Christopher Knauf, Chief Financial Officer. Mr. Knauf was appointed chief financial officer effective February 14, 2024. He has an extensive background in omni-channel integrations of design, manufacturing, retail, and wholesale distribution, with extensive financial management experience. Prior to joining the Company, he most recently served as the Senior Vice President of Accounting from February 2018 to 2024 for LocumTenens.com, LLC, one of the largest medical staffing companies in the United States. He has a BS in Finance from Fairfield University and an MBA from Fordham University.

Leslie Vogelman, Treasurer. Ms. Vogelman joined the Company in October 2009 in connection with our merger with Old Liberator, Inc. Prior to that, she served as Old Liberator's Treasurer since June 2009, when OneUp merged with Old Liberator in June 2009. Ms. Vogelman joined OneUp at its inception in 2000 as Secretary and Treasurer. Ms. Vogelman holds a B.A. from the State University of New York in Binghamton and an M.B.A. from Adelphi University.

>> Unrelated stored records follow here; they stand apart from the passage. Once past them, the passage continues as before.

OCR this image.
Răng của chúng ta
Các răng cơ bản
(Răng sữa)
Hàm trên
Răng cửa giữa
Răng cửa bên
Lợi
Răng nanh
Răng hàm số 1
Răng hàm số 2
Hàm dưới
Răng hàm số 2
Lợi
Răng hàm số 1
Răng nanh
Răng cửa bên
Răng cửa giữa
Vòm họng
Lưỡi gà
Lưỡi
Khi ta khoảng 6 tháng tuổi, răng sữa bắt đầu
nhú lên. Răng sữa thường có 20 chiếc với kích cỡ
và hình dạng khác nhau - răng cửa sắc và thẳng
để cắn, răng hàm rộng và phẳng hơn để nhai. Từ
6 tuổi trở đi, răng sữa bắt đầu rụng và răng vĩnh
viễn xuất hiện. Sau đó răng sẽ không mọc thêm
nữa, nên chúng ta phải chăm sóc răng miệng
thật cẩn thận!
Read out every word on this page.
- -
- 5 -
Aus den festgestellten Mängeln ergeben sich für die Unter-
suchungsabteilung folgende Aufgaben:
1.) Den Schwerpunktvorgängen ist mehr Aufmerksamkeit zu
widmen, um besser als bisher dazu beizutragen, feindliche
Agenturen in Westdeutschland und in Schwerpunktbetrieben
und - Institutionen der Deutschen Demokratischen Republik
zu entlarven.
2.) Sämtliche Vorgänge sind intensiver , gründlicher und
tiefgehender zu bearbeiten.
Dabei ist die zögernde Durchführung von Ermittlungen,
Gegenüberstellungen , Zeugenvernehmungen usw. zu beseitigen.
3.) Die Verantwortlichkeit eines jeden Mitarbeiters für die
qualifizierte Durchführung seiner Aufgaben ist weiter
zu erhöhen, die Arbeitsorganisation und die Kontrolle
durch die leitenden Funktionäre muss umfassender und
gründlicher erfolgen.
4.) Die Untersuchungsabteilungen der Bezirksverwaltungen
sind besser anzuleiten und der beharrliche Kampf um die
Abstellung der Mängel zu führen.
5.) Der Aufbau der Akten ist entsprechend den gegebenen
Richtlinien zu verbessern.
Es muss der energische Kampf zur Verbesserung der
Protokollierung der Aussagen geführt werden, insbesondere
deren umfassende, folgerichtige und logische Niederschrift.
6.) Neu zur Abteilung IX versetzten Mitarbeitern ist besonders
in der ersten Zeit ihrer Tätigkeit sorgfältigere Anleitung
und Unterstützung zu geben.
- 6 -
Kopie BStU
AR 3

The experience and background of our director, as summarized above, were significant factors in such director previously being nominated a director of the Company.

Family Relationships

Louis Friedman, our President, Chief Executive Officer and Chairman, and Leslie Vogelman, our Treasurer, are husband and wife.

There are no other relationships between the officers or directors of the Company.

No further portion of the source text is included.